* Shares reach highest level since July 2011
* Analysts eye similar structure at Credit Agricole
* Asset management acquisitions possible
By Christian Plumb
PARIS, Feb 18 (Reuters) - Shares in Natixis rose as much as 24 percent on Monday, a day after the French investment bank said it would simplify its finances by selling its stake in the network of cooperative lenders which controls it, paving the way for higher dividends.
The bank, rescued in the financial crisis in 2009 through a government-backed merger of its retail cooperative parents, has since been undergoing a gradual restructuring aimed at selling off risky assets.
The sale of the 20 percent stake in the regional savings banks controlled by the BPCE group will trigger a 2 billion-euro ($2.7 billion) special dividend later this year. It should also boost Natixis’s regulatory capital under Basel III solvency rules, analysts said.
“The transaction makes financial sense via improvement in efficiency and profitability and simplification of group structure while returning significant capital to shareholders,” Citi analysts said.
Natixis’s share price was up 24 percent at 3.52 euros by 1050 GMT, the highest level since July 2011, with volumes triple the 90-day average.
Some analysts said the sale could also put pressure on larger rival Credit Agricole, which has a similar 25 percent stake in its own allied group of savings banks, to do something similar.
“It is safe to say it’s a direct challenge to Credit Agricole,” said Yannick Naud, a portfolio manager at Glendevon King Asset Management in London.
But some others poured cold water on such talk, citing key differences between the two groups’ structures and the fact that the regional banks that Credit Agricole owns a stake in are more profitable than the BPCE banks.
“If Credit Agricole did something similar their earnings would fall 17 percent,” said Exane analyst Guillaume Tiberghien.
Natixis will unload the stake by selling 12 billion euros in investment certificates through which it owned a fifth of Banques Populaires and Caisses d‘Epargne.
The certificates will then be cancelled.
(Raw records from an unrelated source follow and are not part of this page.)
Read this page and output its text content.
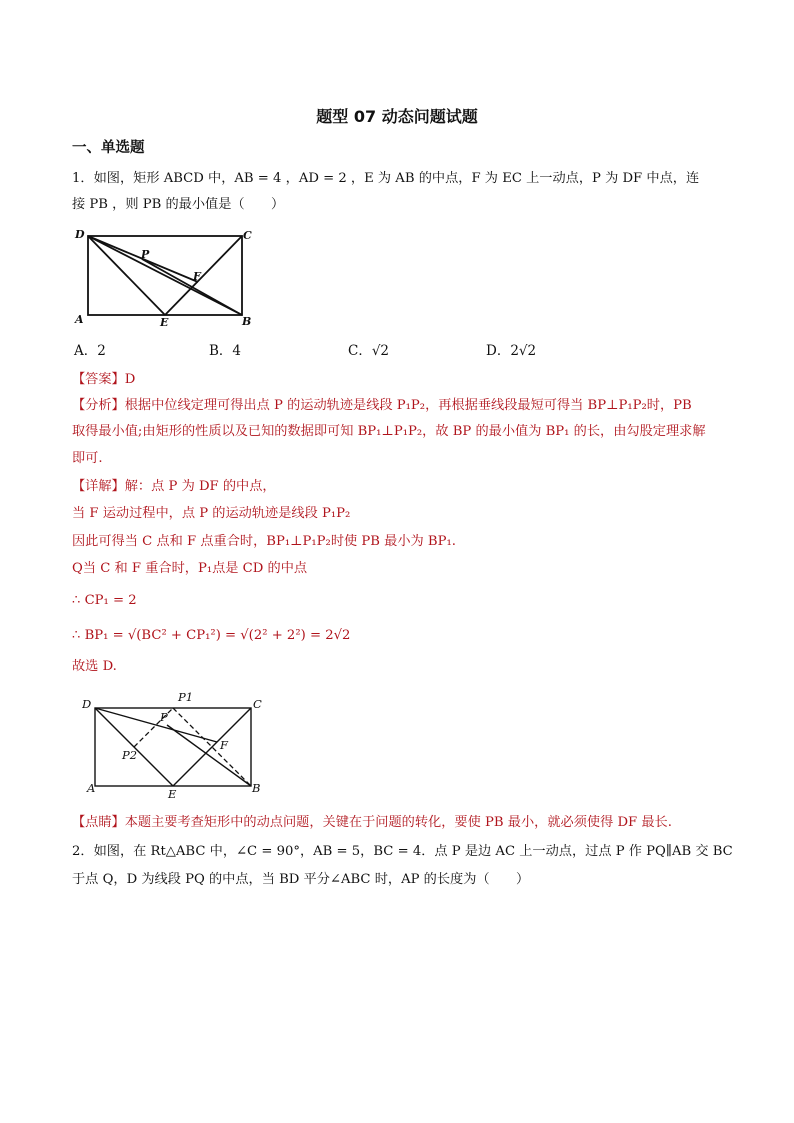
题型 07 动态问题试题
一、单选题
1．如图，矩形 ABCD 中，AB = 4 ，AD = 2 ，E 为 AB 的中点，F 为 EC 上一动点，P 为 DF 中点，连
接 PB ，则 PB 的最小值是（　　）
D	C
A	E	B
P
F
A．2	B．4	C．√2	D．2√2
【答案】D
【分析】根据中位线定理可得出点 P 的运动轨迹是线段 P₁P₂，再根据垂线段最短可得当 BP⊥P₁P₂时，PB
取得最小值;由矩形的性质以及已知的数据即可知 BP₁⊥P₁P₂，故 BP 的最小值为 BP₁ 的长，由勾股定理求解
即可.
【详解】解：点 P 为 DF 的中点，
当 F 运动过程中，点 P 的运动轨迹是线段 P₁P₂
因此可得当 C 点和 F 点重合时，BP₁⊥P₁P₂时使 PB 最小为 BP₁.
Q当 C 和 F 重合时，P₁点是 CD 的中点
∴ CP₁ = 2
∴ BP₁ = √(BC² + CP₁²) = √(2² + 2²) = 2√2
故选 D.
D	P1	C
P
F
P2
A	E	B
【点睛】本题主要考查矩形中的动点问题，关键在于问题的转化，要使 PB 最小，就必须使得 DF 最长.
2．如图，在 Rt△ABC 中，∠C = 90°，AB = 5，BC = 4．点 P 是边 AC 上一动点，过点 P 作 PQ∥AB 交 BC
于点 Q，D 为线段 PQ 的中点，当 BD 平分∠ABC 时，AP 的长度为（　　）
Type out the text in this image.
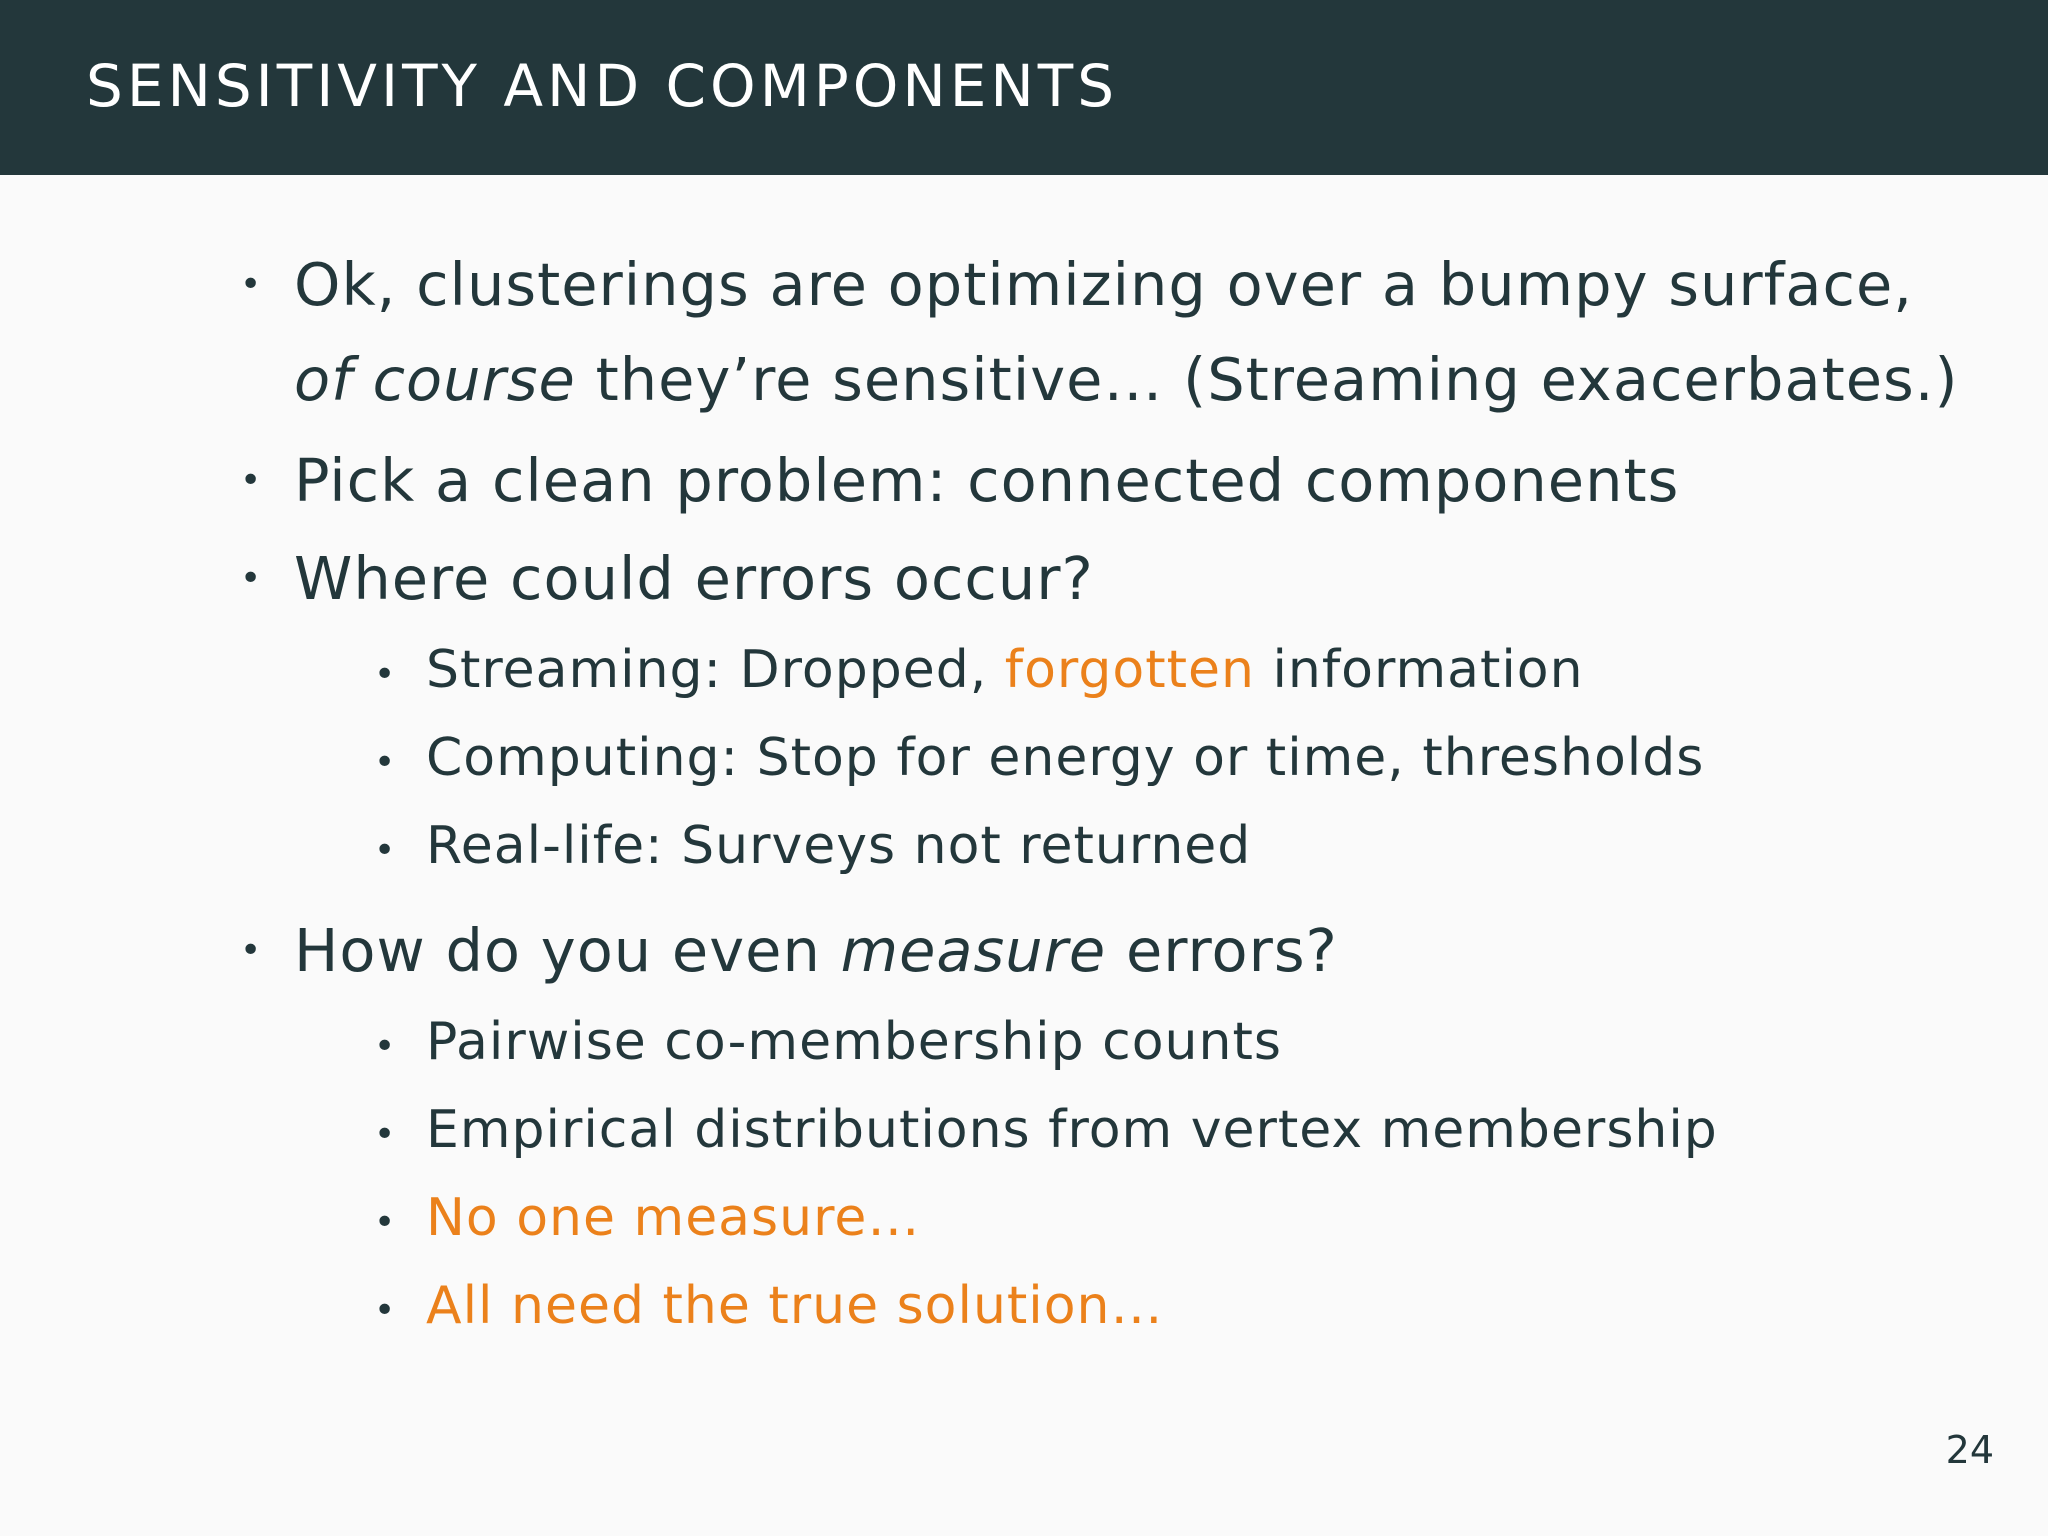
SENSITIVITY AND COMPONENTS
• Ok, clusterings are optimizing over a bumpy surface,
of course they’re sensitive… (Streaming exacerbates.)
• Pick a clean problem: connected components
• Where could errors occur?
• Streaming: Dropped, forgotten information
• Computing: Stop for energy or time, thresholds
• Real-life: Surveys not returned
• How do you even measure errors?
• Pairwise co-membership counts
• Empirical distributions from vertex membership
• No one measure…
• All need the true solution…
24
BPCE will remain a 72 percent stakeholder in Natixis.
BPCE and Natixis plan to unveil a new three-year strategic business plan in the second half of the year, Natixis executives said.
Natixis also reported a 40 percent drop in fourth-quarter net income to 181 million euros - hit by accounting adjustments on the value of its own debt - and said it would pay out a regular dividend of 10 euro cents a share.
Longer term, the sale of the BPCE certificates will also clear the way for Natixis to regularly pay out dividends of around 50 percent of earnings starting with those from 2013.
Natixis’s chairman Francois Perol said in a conference call on Sunday that the restructuring could eventually clear the way for acquisitions by its asset management arm, which has 591 billion euros of assets under management as of year-end.